A severe plasma storm leads DS9 to be temporarily but completely evacuated, save the senior officers (of course) who remain on board. After the evacuation, an unjoined Trill named Verad (John Glover) and his small band of mercenaries gain access to the abandoned station and hold the officers hostage. Verad has come to steal the Dax symbiont from Jadzia—which he believes is rightly his—and damn the consequences that Jadzia will die within hours of the operation.
"Invasive Procedures" is an engaging character story with some surprising depth—though it also has some evident flaws. The premise that sets the episode in motion—the convenient abandoning of DS9—is totally contrived. And the idea that Quark bypasses station security and unwittingly allows these mercenaries to board the station purports to have dire consequences ("You're through here," Kira promises at one point), but ultimately comes off awfully transparent.
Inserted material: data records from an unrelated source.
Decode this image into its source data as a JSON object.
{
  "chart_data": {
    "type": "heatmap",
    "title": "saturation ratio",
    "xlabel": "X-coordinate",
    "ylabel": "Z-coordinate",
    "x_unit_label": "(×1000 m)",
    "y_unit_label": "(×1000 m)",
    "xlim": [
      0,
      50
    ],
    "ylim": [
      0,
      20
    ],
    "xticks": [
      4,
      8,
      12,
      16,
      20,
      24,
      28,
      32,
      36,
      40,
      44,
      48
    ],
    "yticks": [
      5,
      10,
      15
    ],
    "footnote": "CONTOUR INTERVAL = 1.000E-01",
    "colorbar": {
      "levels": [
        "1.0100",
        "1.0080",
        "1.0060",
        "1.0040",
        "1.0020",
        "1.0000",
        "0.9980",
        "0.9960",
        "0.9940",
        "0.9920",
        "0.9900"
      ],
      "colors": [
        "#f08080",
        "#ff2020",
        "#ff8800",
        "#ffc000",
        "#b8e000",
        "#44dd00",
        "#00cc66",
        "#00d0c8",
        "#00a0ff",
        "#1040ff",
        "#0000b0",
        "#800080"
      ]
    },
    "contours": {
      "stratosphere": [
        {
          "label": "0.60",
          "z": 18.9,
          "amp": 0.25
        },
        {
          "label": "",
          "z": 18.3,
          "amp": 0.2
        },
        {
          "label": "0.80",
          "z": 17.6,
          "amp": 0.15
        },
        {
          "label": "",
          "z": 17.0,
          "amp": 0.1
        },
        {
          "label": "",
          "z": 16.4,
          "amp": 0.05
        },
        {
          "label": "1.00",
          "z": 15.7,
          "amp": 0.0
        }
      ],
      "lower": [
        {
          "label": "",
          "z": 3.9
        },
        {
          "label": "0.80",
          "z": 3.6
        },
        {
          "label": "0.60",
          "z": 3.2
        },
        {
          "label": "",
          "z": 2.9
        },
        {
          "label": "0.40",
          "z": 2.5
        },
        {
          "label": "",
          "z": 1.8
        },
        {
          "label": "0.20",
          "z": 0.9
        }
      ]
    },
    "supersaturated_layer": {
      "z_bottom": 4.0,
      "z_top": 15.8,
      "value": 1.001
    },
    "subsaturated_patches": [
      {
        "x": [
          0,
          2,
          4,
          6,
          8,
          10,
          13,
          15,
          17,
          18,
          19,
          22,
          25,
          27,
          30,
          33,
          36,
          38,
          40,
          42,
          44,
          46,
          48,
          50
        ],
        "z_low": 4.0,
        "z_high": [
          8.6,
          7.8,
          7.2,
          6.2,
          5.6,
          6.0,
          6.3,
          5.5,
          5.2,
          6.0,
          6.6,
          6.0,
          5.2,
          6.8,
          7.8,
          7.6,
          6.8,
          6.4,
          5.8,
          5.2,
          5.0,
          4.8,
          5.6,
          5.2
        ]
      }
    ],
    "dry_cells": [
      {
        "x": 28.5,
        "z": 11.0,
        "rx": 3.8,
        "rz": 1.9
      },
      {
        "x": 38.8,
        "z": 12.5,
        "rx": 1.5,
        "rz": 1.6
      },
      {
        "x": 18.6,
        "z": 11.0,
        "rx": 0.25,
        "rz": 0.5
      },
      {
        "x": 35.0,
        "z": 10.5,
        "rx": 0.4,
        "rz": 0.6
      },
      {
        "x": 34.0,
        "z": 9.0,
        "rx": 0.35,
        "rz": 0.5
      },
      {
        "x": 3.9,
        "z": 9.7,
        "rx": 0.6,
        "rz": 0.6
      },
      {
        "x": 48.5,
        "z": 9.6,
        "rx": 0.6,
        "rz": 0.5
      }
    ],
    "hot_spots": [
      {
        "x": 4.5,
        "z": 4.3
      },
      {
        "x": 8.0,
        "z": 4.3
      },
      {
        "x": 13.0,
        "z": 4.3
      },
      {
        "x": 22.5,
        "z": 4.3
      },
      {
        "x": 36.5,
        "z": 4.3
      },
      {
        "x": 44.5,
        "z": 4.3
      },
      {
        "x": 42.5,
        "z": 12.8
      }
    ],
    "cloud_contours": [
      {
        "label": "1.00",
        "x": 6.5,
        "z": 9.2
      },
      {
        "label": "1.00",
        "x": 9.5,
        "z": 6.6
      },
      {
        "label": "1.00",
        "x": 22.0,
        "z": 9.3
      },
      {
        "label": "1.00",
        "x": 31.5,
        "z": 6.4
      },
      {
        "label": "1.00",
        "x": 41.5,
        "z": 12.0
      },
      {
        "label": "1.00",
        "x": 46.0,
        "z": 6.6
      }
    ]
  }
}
But the core of this episode is very strong, featuring some excellent characterizations. John Glover's portrayal of an inept, confidence-lacking Verad is brilliant. Equally brilliant is his change of personality once he steals the symbiont and joins with it, becoming an interesting blend of Verad and Dax. Sisko's response to the joining is utterly fascinating to watch, as he attempts to reason with the friend he knows resides inside the new Verad. Sisko also slowly wears down Verad's girlfriend Mareel (Megan Gallagher), who watches in dismay as the man she knows transforms into a personality who subtly reveals he doesn't "need" her anymore.
The subplotting involving Bashir, Quark, and the Klingon mercenaries (Steve Rankin and Voyager's Tim Russ) proves amusing, albeit routine. But the psychological twists and turns involving Sisko, Mareel, and the tragic Verad keeps this show in top form.